First lady, Cardona stress importance of in-person learning during stop in Meriden

First lady, Cardona stress importance of in-person learning during stop in Meriden



MERIDEN — Late Wednesday morning, a small group of kindergarten students were seated at a table with Jody Roberts, longtime paraprofessional at Benjamin Franklin Elementary School, engaged in a review of letter formations. They had learned the sounds of the paired letters “ch.”

Students wore masks, some adorned with cartoon and comic book characters. They all wore blue T-shirts with green colored numbers: 2037. That number signified the young students’ expected college graduation year. They were socially distanced. Clear, plexiglass dividers separated them and their instructors, including Rachel Valentin, seated at another table several feet away.

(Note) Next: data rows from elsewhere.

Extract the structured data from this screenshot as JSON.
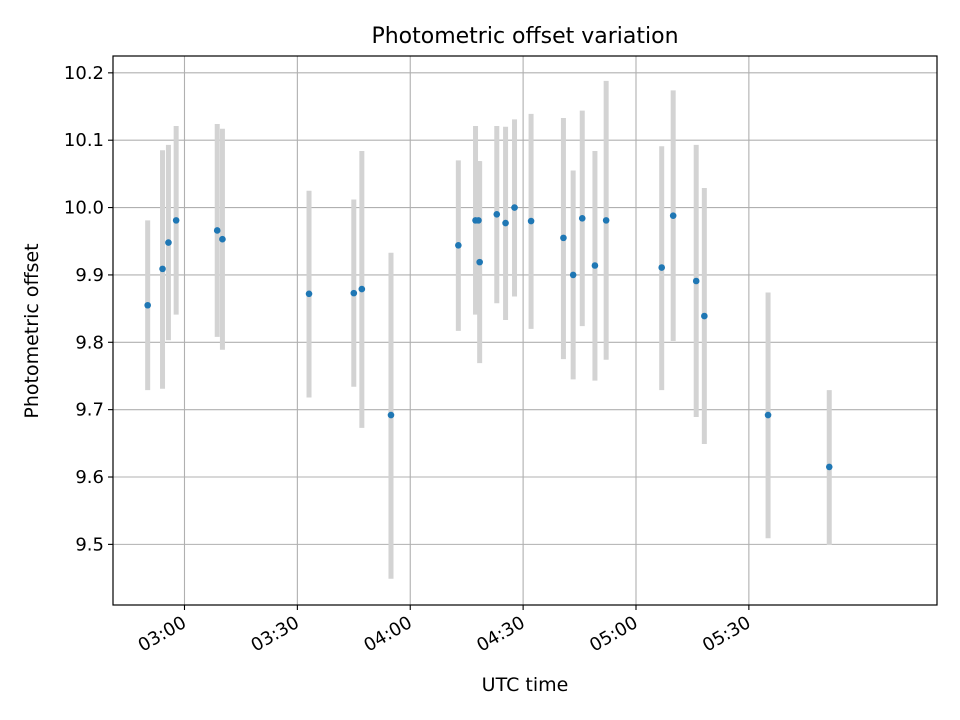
{
  "chart_data": {
    "type": "scatter",
    "title": "Photometric offset variation",
    "xlabel": "UTC time",
    "ylabel": "Photometric offset",
    "x_is_time": true,
    "xlim": [
      "02:41",
      "06:20"
    ],
    "ylim": [
      9.41,
      10.225
    ],
    "x_ticks": [
      "03:00",
      "03:30",
      "04:00",
      "04:30",
      "05:00",
      "05:30"
    ],
    "y_ticks": [
      9.5,
      9.6,
      9.7,
      9.8,
      9.9,
      10.0,
      10.1,
      10.2
    ],
    "y_tick_labels": [
      "9.5",
      "9.6",
      "9.7",
      "9.8",
      "9.9",
      "10.0",
      "10.1",
      "10.2"
    ],
    "grid": true,
    "colors": {
      "point": "#1f77b4",
      "errorbar": "#d3d3d3",
      "grid": "#b0b0b0"
    },
    "points": [
      {
        "x": "02:50:13",
        "y": 9.855,
        "ylo": 9.729,
        "yhi": 9.981
      },
      {
        "x": "02:54:10",
        "y": 9.909,
        "ylo": 9.731,
        "yhi": 10.085
      },
      {
        "x": "02:55:44",
        "y": 9.948,
        "ylo": 9.803,
        "yhi": 10.093
      },
      {
        "x": "02:57:47",
        "y": 9.981,
        "ylo": 9.841,
        "yhi": 10.121
      },
      {
        "x": "03:08:42",
        "y": 9.966,
        "ylo": 9.808,
        "yhi": 10.124
      },
      {
        "x": "03:10:05",
        "y": 9.953,
        "ylo": 9.789,
        "yhi": 10.117
      },
      {
        "x": "03:33:06",
        "y": 9.872,
        "ylo": 9.718,
        "yhi": 10.025
      },
      {
        "x": "03:45:00",
        "y": 9.873,
        "ylo": 9.734,
        "yhi": 10.012
      },
      {
        "x": "03:47:08",
        "y": 9.879,
        "ylo": 9.673,
        "yhi": 10.084
      },
      {
        "x": "03:54:53",
        "y": 9.692,
        "ylo": 9.449,
        "yhi": 9.933
      },
      {
        "x": "04:12:47",
        "y": 9.944,
        "ylo": 9.817,
        "yhi": 10.07
      },
      {
        "x": "04:17:21",
        "y": 9.981,
        "ylo": 9.841,
        "yhi": 10.121
      },
      {
        "x": "04:18:08",
        "y": 9.981,
        "ylo": 9.893,
        "yhi": 10.069
      },
      {
        "x": "04:18:27",
        "y": 9.919,
        "ylo": 9.769,
        "yhi": 10.069
      },
      {
        "x": "04:23:00",
        "y": 9.99,
        "ylo": 9.858,
        "yhi": 10.121
      },
      {
        "x": "04:25:20",
        "y": 9.977,
        "ylo": 9.833,
        "yhi": 10.12
      },
      {
        "x": "04:27:43",
        "y": 10.0,
        "ylo": 9.868,
        "yhi": 10.131
      },
      {
        "x": "04:32:07",
        "y": 9.98,
        "ylo": 9.82,
        "yhi": 10.139
      },
      {
        "x": "04:40:43",
        "y": 9.955,
        "ylo": 9.775,
        "yhi": 10.133
      },
      {
        "x": "04:43:18",
        "y": 9.9,
        "ylo": 9.745,
        "yhi": 10.055
      },
      {
        "x": "04:45:43",
        "y": 9.984,
        "ylo": 9.824,
        "yhi": 10.144
      },
      {
        "x": "04:49:05",
        "y": 9.914,
        "ylo": 9.743,
        "yhi": 10.084
      },
      {
        "x": "04:52:04",
        "y": 9.981,
        "ylo": 9.774,
        "yhi": 10.188
      },
      {
        "x": "05:06:50",
        "y": 9.911,
        "ylo": 9.729,
        "yhi": 10.091
      },
      {
        "x": "05:09:53",
        "y": 9.988,
        "ylo": 9.802,
        "yhi": 10.174
      },
      {
        "x": "05:16:00",
        "y": 9.891,
        "ylo": 9.689,
        "yhi": 10.093
      },
      {
        "x": "05:18:10",
        "y": 9.839,
        "ylo": 9.649,
        "yhi": 10.029
      },
      {
        "x": "05:35:06",
        "y": 9.692,
        "ylo": 9.509,
        "yhi": 9.874
      },
      {
        "x": "05:51:22",
        "y": 9.615,
        "ylo": 9.499,
        "yhi": 9.729
      }
    ]
  }
}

They had a pair of prominent visitors: First lady Jill Biden and newly sworn in U.S. Education Secretary Miguel Cardona, a Meriden native and former public school educator in the city.

Biden and Cardona were joined by other national, state and local officials, including members of the Meriden Board of Education, along with reporters, as they visited three classrooms at the school. Handwritten signs, made by students, plastered the school’s walls and doors.

As the entourage walked through the halls, teachers and students peered through their classroom doors to get a glimpse.

During their first stop in Valentin’s classroom, lessons paused for a moment. Students enthusiastically greeted the guests, stating in unison, “Welcome to kindergarten.” Students offered salutations appropriate for social distancing, including air hugs and fist pumps, in lieu of handshakes and actual hugs.

Biden introduced herself to the room, saying, “Hi, I’m Jill.” Cardona complimented one boy on his Teenage Mutant Ninja Turtles mask.

They moved onto another room, a sensory room for students with special needs. The school has three such rooms, each designed to meet different sets of sensory needs. This particular room, complete with floor mats and bouncy balls, was designed to meet the needs of high-energy students.

They spoke with Patricia Sullivan Kowalski, the district’s senior director of Student Supports and Special Education. The trio discussed the importance of providing in-person learning for those students.

During the exchange, Biden asked about the pandemic’s impact on anxiety in children.

“I think because of the pandemic, children have felt unsafe at times,” Sullivan Kowalski responded. “And so, ensuring that they feel safe, having their routines, having access to their education and having outlets help.”

Biden and Cardona visited another classroom, that of second grade teacher Carla Wallace. Wallace said that until last Nov. 30, she had been instructing distance learning students.

Wallace explained the importance of establishing relationships with students, engaging with them, and checking in on their emotional well-being. She noted meeting students online instead of in a physical classroom may feel impersonal.

“We were able to get to know each other, talk about where each other was from, what we did over the weekend. And then what was interesting. I could see that they really felt like they knew me, because when I transitioned back to in person, I got some of the same kids…” Wallace said.

School reopening

Addressing reporters afterwards, Cardona and Biden stressed the importance of reopening schools safely and quickly. They were joined by Connecticut Gov. Ned Lamont, Lt. Gov. Susan Bysiewicz and other dignitaries.

“Despite the heroic work of our educators and staff, the yearlong pandemic has led to fewer learning opportunities,” Cardona said. “... Schools are more than just places where students learn to read and write. They’re communities. They’re safe communities for children. Safely reopening schools quickly, means we’re creating a community for kids … who deserve it.

“Throughout the country, future Lin-Manuel Mirandas are sitting at home instead of going to the drama club, future astronauts like Mark Kelly are sitting at home, instead of going to a science class. To spark that wonder in science. We must continue to reopen America’s schools for in-person learning as quickly and as safely as possible,” Cardona said.

Biden, herself a teacher, said she is proud to be an educator — “Especially when I visit schools like this.”

She thanked educators and promised she and President Joe Biden would work to lift up educators and address longstanding inequities.

“All of you deserve it,” she said, describing the pandemic as a moment to “take a really bad situation… we’re going to turn it into opportunity.”

Pride, excitement

Afterwards, Benjamin Franklin Principal Joanne Conte and other educators reflected on the visit.

“It’s just surreal. It’s just surreal. And it was just an honor,” Conte said. “I know Dr. Cardona. I worked with Dr. Cardona. He’s a mover and a shaker. He’s going to get things done. He is brilliant. He listens, he reflects. He is a hero for teachers and professionals, and he always does what’s right for [students’] emotional well-being and for student success.”

“What I was proud of was that Dr. Biden actually took the time to walk around and watch the kids in action, because she’s an educator. Instead of talking to myself or the adults in the room, she wanted to know what they, the kids, were working on,” Conte said.

The group didn’t visit Diana Sakkos’ fifth grade classroom. She and her students were still excited about the visit. And they didn’t appear distracted by it.

“The excitement in our building the last couple of days was just through the roof,” Sakkos said. “They wanted to show their best. They were working today. We were going through our lesson.”